In realtà, il Papa non ha ricevuto padre Rydzyk in un’udienza privata. Ha accolto un gruppo di pellegrini polacchi, di cui faceva parte anche il religioso, cui ha rivolto un brevissimo saluto. Padre Rydzyk aveva sollecitato una vera udienza privata durante il viaggio di Benedetto XVI in Polonia nel 2006. L’udienza era stata rifiutata, e il Papa aveva ammonito Rydzyk a non perseverare in programmi e dichiarazioni di sapore antisemita. Di questi precedenti il Congresso Ebraico Europeo avrebbe forse dovuto tenere conto, prima di attaccare un pontefice che, fin dalla Messa di inizio del suo pontificato, aveva voluto ricordare che cristiani ed ebrei hanno un «grande patrimonio spirituale comune» e che le promesse di Dio nei confronti del popolo ebraico sono «irrevocabili». Con queste parole Papa Ratzinger segnalava la sua piena adesione alla linea critica verso la «teologia della sostituzione» – la dottrina secondo cui con l’avvento del cristianesimo le promesse del Signore agli ebrei sono state sostituite dal nuovo patto fra Dio e i cristiani – che del resto, durante il pontificato di Giovanni Paolo II, aveva personalmente contribuito ad elaborare. Né si possono dimenticare le ripetute affermazioni del Papa sul diritto dello Stato di Israele alla sicurezza. Vale la pena di compromettere il vasto progetto insieme culturale e sociale di una «alleanza» fra cattolici ed ebrei per una stretta di mano del Papa con il discusso padre Rydzyk? No, evidentemente, ed è nell’interesse di tutti che la polemica si spenga quanto prima.

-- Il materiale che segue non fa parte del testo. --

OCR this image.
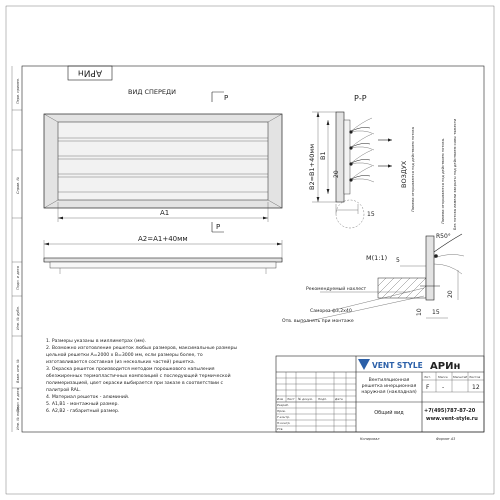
Перв. примен.
Справ. №
Подп. и дата
Инв. № дубл.
Взам. инв. №
Подп. и дата
Инв. № подл.
АРИн
ВИД СПЕРЕДИ
Р
Р
А1
А2=А1+40мм
Р-Р
ВОЗДУХ Ламели открываются под действием потока
В2=В1+40мм В1
20
15	Ламели открываются под действием потока. Без потока ламели закрыты под действием силы тяжести
М(1:1)
R50°
5
20
15
10
Рекомендуемый нахлест
Саморез ф3,2х40
Отв. выполнять при монтаже
1. Размеры указаны в миллиметрах (мм).
2. Возможно изготовление решеток любых размеров, максимальные размеры
цельной решетки А=2000 х В=3000 мм, если размеры более, то
изготавливается составная (из нескольких частей) решетка.
3. Окраска решеток производится методом порошкового напыления
обезжиренных термопластичных композиций с последующей термической
полимеризацией, цвет окраски выбирается при заказе в соответствии с
палитрой RAL.
4. Материал решеток - алюминий.
5. А1,В1 - монтажный размер.
6. А2,В2 - габаритный размер.
Изм	Лист	№ докум. Подп.	Дата
Разраб.
Пров.
Т.контр.
Н.контр.
Утв.
VENT STYLE АРИн
Вентиляционная
решетка инерционная
наружная (накладная)
Общий вид
Лит. Масса Масштаб Листов
F -	12
+7(495)787-87-20
www.vent-style.ru
Копировал	Формат А3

Sgombrato il terreno da ogni polemica esagerata, si potrà anche affrontare con pacatezza la questione di Radio Maryia. Nel 2003 a un congresso internazionale a Vilnius, in Lituania, mi capitò di organizzare la prima tavola rotonda fra sociologi su questo fenomeno radiofonico, specchio della società polacca. Radio Maryia non è né fascista né nazista: la sua ossessione per i complotti ebraici è il residuo di un antigiudaismo cattolico dell’Ottocento di cui purtroppo una parte rilevante della società polacca non si è ancora liberata. Contro questo antigiudaismo i vescovi polacchi e la Santa Sede hanno iniziato a intervenire discretamente. È forse venuto il momento di essere più severi con padre Rydzyk, ma Radio Maryia va riformata, non chiusa: e molti dei suoi avversari vorrebbero liberarsene perché non approvano la sua linea politica di centro-destra, anticomunista e intransigente sulle questioni della vita e della famiglia.